How Wails bridges Go and JavaScript
Worth understanding: when you pass a struct instance to the Bind option in wails.Run(), Wails uses reflection to discover all exported methods on that struct. Each one becomes callable from JavaScript.
There are constraints on method signatures. Return types must be serializable, and if a method returns an error, Wails turns it into a rejected Promise on the JavaScript side. So your Go code stays idiomatic:
func (a *App) GetSessions() ([]Session, error) {
sessions, err := a.client.ListSessions(a.ctx)
if err != nil {
return nil, fmt.Errorf("failed to list sessions: %w", err)
}
return sessions, nil
}
The frontend calls a bound method as an async function. It gets either the result or a rejected Promise with the error message. No HTTP handlers, no routers, no REST endpoints to wire up. The gRPC call fires, the result comes back, and Wails handles transport to the UI.
The Go module and dependencies
The go.mod reveals the dependency graph.

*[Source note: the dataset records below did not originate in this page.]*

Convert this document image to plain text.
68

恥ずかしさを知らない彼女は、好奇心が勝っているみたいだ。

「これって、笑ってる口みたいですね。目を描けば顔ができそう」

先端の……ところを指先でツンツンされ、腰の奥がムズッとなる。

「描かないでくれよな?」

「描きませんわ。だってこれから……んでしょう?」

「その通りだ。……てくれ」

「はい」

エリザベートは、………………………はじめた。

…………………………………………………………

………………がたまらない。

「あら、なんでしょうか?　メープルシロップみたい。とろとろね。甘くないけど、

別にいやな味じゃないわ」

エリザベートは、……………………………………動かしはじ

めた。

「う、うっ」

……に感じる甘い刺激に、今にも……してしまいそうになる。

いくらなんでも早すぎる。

The ones that matter:
github.com/wailsapp/wails/v2for the desktop frameworkgithub.com/bishopfox/sliverfor Sliver’s Go packages, including protobuf definitions and the gRPC client librarygoogle.golang.org/grpcfor the gRPC runtime
Pulling in Sliver as a Go module dependency is what makes this whole project feasible without protocol reimplementation. The protobuf message types, generated RPC client, and helper packages for extension support come from Sliver’s own codebase. sliver-gui imports them instead of maintaining a parallel API model.
This is Go’s module system doing exactly what it should. Instead of reverse-engineering the Sliver protocol or maintaining a separate API client, the project uses the real thing. One less thing to break when Sliver updates its API.
Patterns worth stealing
Context propagation. The Wails startup context is stored on App and passed into most RPC calls. The event stream gets its own cancellable child context, so reconnecting or disconnecting can stop the stream without tearing down the whole application context.

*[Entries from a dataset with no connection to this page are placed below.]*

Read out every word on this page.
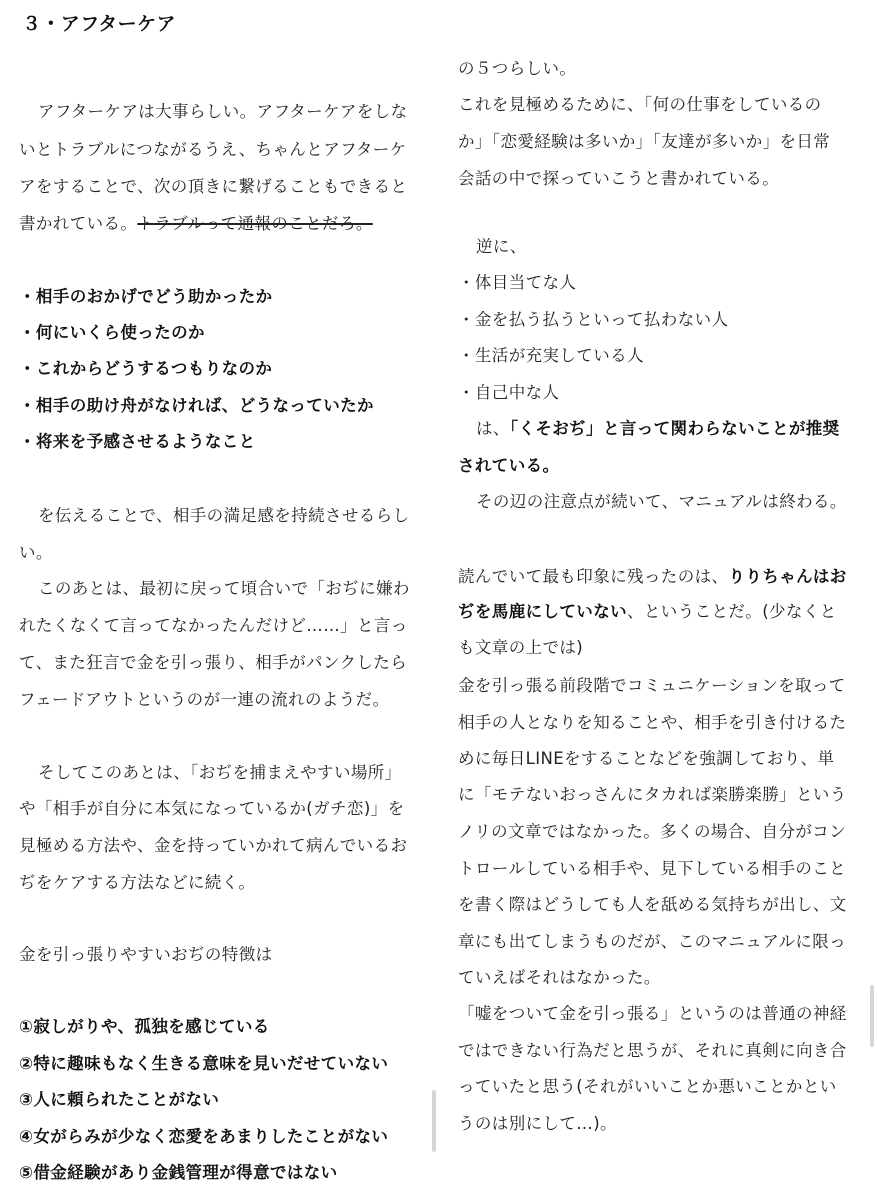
３・アフターケア
アフターケアは大事らしい。アフターケアをしな
いとトラブルにつながるうえ、ちゃんとアフターケ
アをすることで、次の頂きに繋げることもできると
書かれている。トラブルって通報のことだろ。
・相手のおかげでどう助かったか
・何にいくら使ったのか
・これからどうするつもりなのか
・相手の助け舟がなければ、どうなっていたか
・将来を予感させるようなこと
を伝えることで、相手の満足感を持続させるらし
い。
このあとは、最初に戻って頃合いで「おぢに嫌わ
れたくなくて言ってなかったんだけど……」と言っ
て、また狂言で金を引っ張り、相手がパンクしたら
フェードアウトというのが一連の流れのようだ。
そしてこのあとは、「おぢを捕まえやすい場所」
や「相手が自分に本気になっているか(ガチ恋)」を
見極める方法や、金を持っていかれて病んでいるお
ぢをケアする方法などに続く。
金を引っ張りやすいおぢの特徴は
①寂しがりや、孤独を感じている
②特に趣味もなく生きる意味を見いだせていない
③人に頼られたことがない
④女がらみが少なく恋愛をあまりしたことがない
⑤借金経験があり金銭管理が得意ではない
の５つらしい。
これを見極めるために、「何の仕事をしているの
か」「恋愛経験は多いか」「友達が多いか」を日常
会話の中で探っていこうと書かれている。
逆に、
・体目当てな人
・金を払う払うといって払わない人
・生活が充実している人
・自己中な人
は、「くそおぢ」と言って関わらないことが推奨
されている。
その辺の注意点が続いて、マニュアルは終わる。
読んでいて最も印象に残ったのは、りりちゃんはお
ぢを馬鹿にしていない、ということだ。(少なくと
も文章の上では)
金を引っ張る前段階でコミュニケーションを取って
相手の人となりを知ることや、相手を引き付けるた
めに毎日LINEをすることなどを強調しており、単
に「モテないおっさんにタカれば楽勝楽勝」という
ノリの文章ではなかった。多くの場合、自分がコン
トロールしている相手や、見下している相手のこと
を書く際はどうしても人を舐める気持ちが出し、文
章にも出てしまうものだが、このマニュアルに限っ
ていえばそれはなかった。
「嘘をついて金を引っ張る」というのは普通の神経
ではできない行為だと思うが、それに真剣に向き合
っていたと思う(それがいいことか悪いことかとい
うのは別にして…)。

Separation of concerns. gRPC connection logic lives in internal/sliverclient/, while Wails lifecycle, event emission, sessions, listeners, tunneling, and extension workflows live on App. The internal package path prevents external consumers from importing the client package, which is a common Go convention for code that should not be part of your public API. We’ve discussed related patterns in the context of functional options, another approach to clean Go API design.
No intermediate API layer. A lot of desktop apps that wrap a server API introduce a REST proxy or WebSocket bridge between the backend and the service they’re talking to. sliver-gui skips all of that. The Go backend speaks gRPC natively, Wails handles Go-to-JavaScript bridging. Fewer moving parts, less latency, less code to maintain.
This architecture generalizes well
sliver-gui is a Sliver tool, but the architecture applies to any scenario where you need a desktop GUI over a gRPC service. Wails handles the Go-to-webview bridge, and Go’s module system lets you reuse existing client libraries instead of writing your own. The App struct coordinates application behavior, the internal client owns the gRPC connection, and Wails serializes the results.
What I find most interesting about this project isn’t any single technique. It’s that someone built a functional operator console with remarkably little glue code, because the tools fit together without fighting each other. If you’re wrapping a gRPC service and dreading the “now build a REST layer in front of it” step, consider whether you even need one.